While a vote on new immigration policies has yet to take place, Rubio said he feels a sense of urgency to do so. "I've been here for two years. This is an issue that hasn't been solved in 25 years ... I'm involved in an effort now to try to come up with a reasonable solution, spent a lot of time on that issue."
Rubio also addressed the "water bottle moment" -- the biggest headline from his speech around the Internet was arguably when he reached for a water bottle, 11 minutes into the speech.
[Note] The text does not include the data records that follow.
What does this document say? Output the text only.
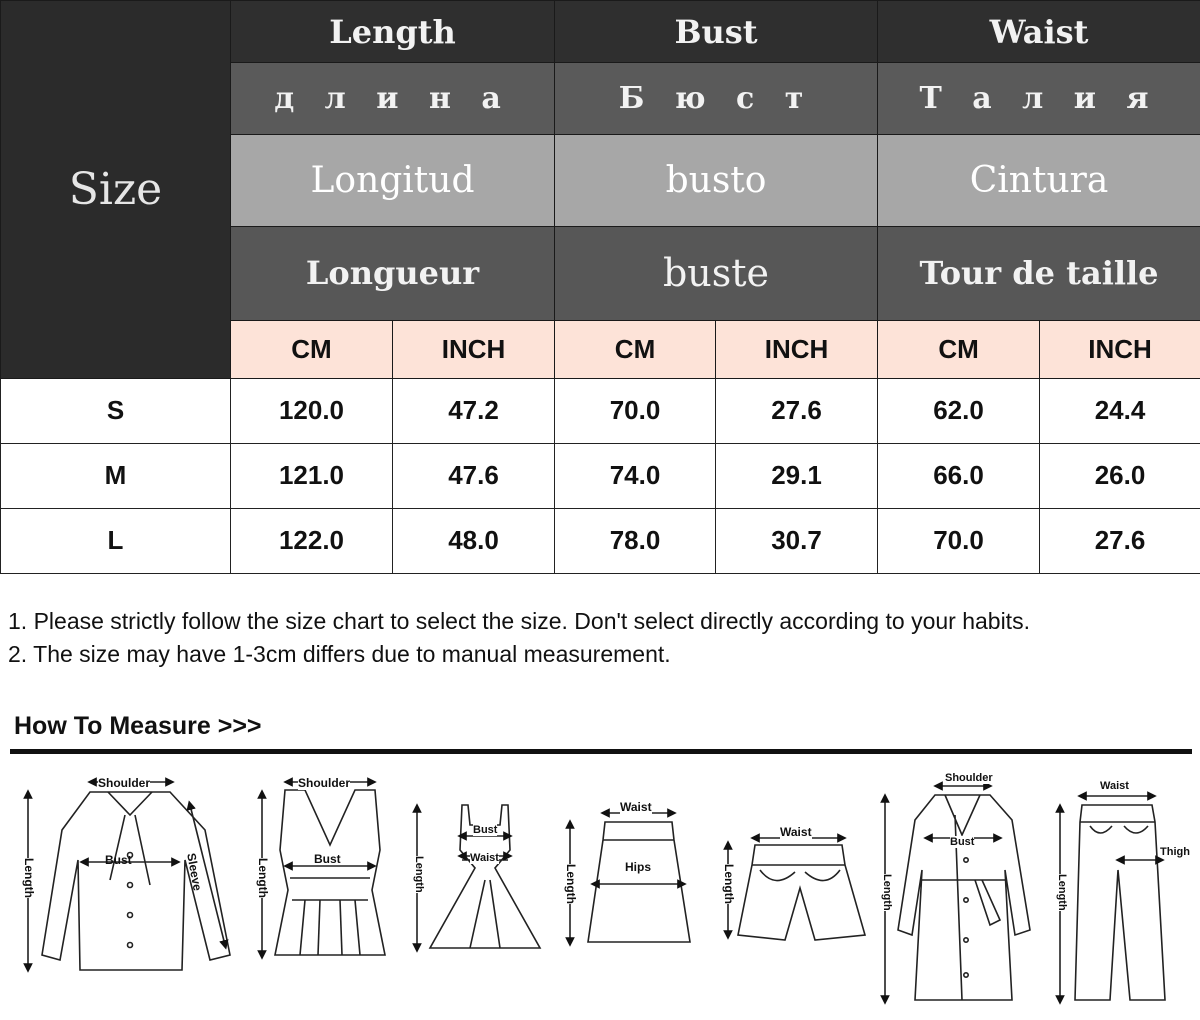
Size	Length		Bust		Waist	
	д л и н а		Б ю с т		Т а л и я	
	Longitud		busto		Cintura	
	Longueur		buste		Tour de taille	
	CM	INCH	CM	INCH	CM	INCH
S	120.0	47.2	70.0	27.6	62.0	24.4
M	121.0	47.6	74.0	29.1	66.0	26.0
L	122.0	48.0	78.0	30.7	70.0	27.6

1. Please strictly follow the size chart to select the size. Don't select directly according to your habits.

2. The size may have 1-3cm differs due to manual measurement.

How To Measure >>>
Shoulder
Bust	Sleeve
Length
Shoulder
Bust
Length
Bust
Waist
Length
Waist
Hips
Length
Waist
Length
Shoulder
Bust
Length
Waist
Thigh
Length
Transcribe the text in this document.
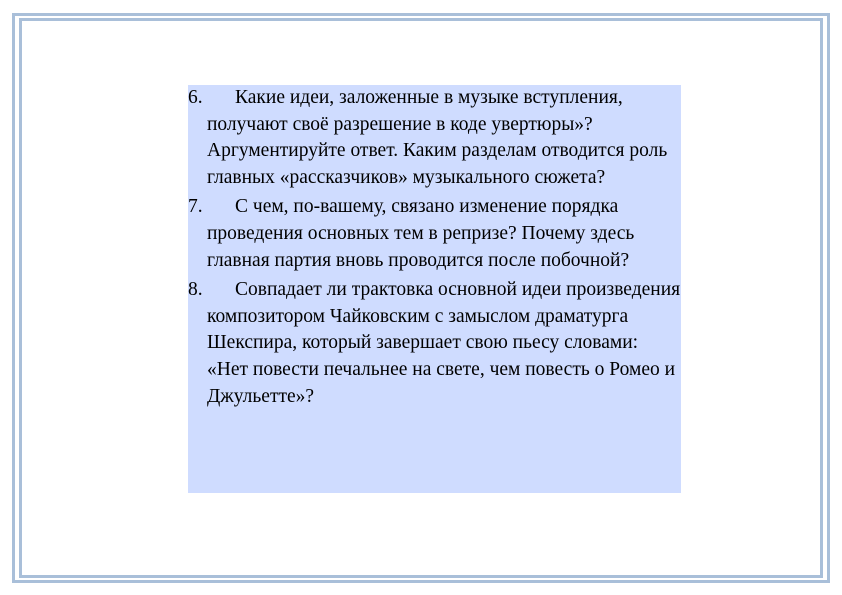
6.	Какие идеи, заложенные в музыке вступления, получают своё разрешение в коде увертюры»? Аргументируйте ответ. Каким разделам отводится роль главных «рассказчиков» музыкального сюжета?
7.	С чем, по-вашему, связано изменение порядка проведения основных тем в репризе? Почему здесь главная партия вновь проводится после побочной?
8.	Совпадает ли трактовка основной идеи произведения композитором Чайковским с замыслом драматурга Шекспира, который завершает свою пьесу словами: «Нет повести печальнее на свете, чем повесть о Ромео и Джульетте»?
He explained that it was not nerves, but rather, "When you talk a lot it happens ... it had been a long day of work. I had already taped an 18 minute speech in Spanish. I'm just glad the water was nearby, I don't know what I would have done without it."Rubio turned to other key issues for the GOP, including the the repeal of the military's "Dont' Ask, Don't Tell" policy. "That happened before I was even in the Senate. We're not going to change it," he said. "I don't think it's undermining military readiness ... it's a decision that we should listen to the military commanders on, not the politicians."
The senator recently voted against the renewal of the Violence Against Women Act and he defended his vote, telling CBS News' Norah O'Donnell and Charlie Rose, "I'm not opposed to the Violence against Women act. I would vote gladly to reauthorize the law we have right now. I voted against it because it has a provision in there against Florida ... it basically mandates that the state must spend certain money in certain ways ... it undermines domestic violence programs in Florida that work very well."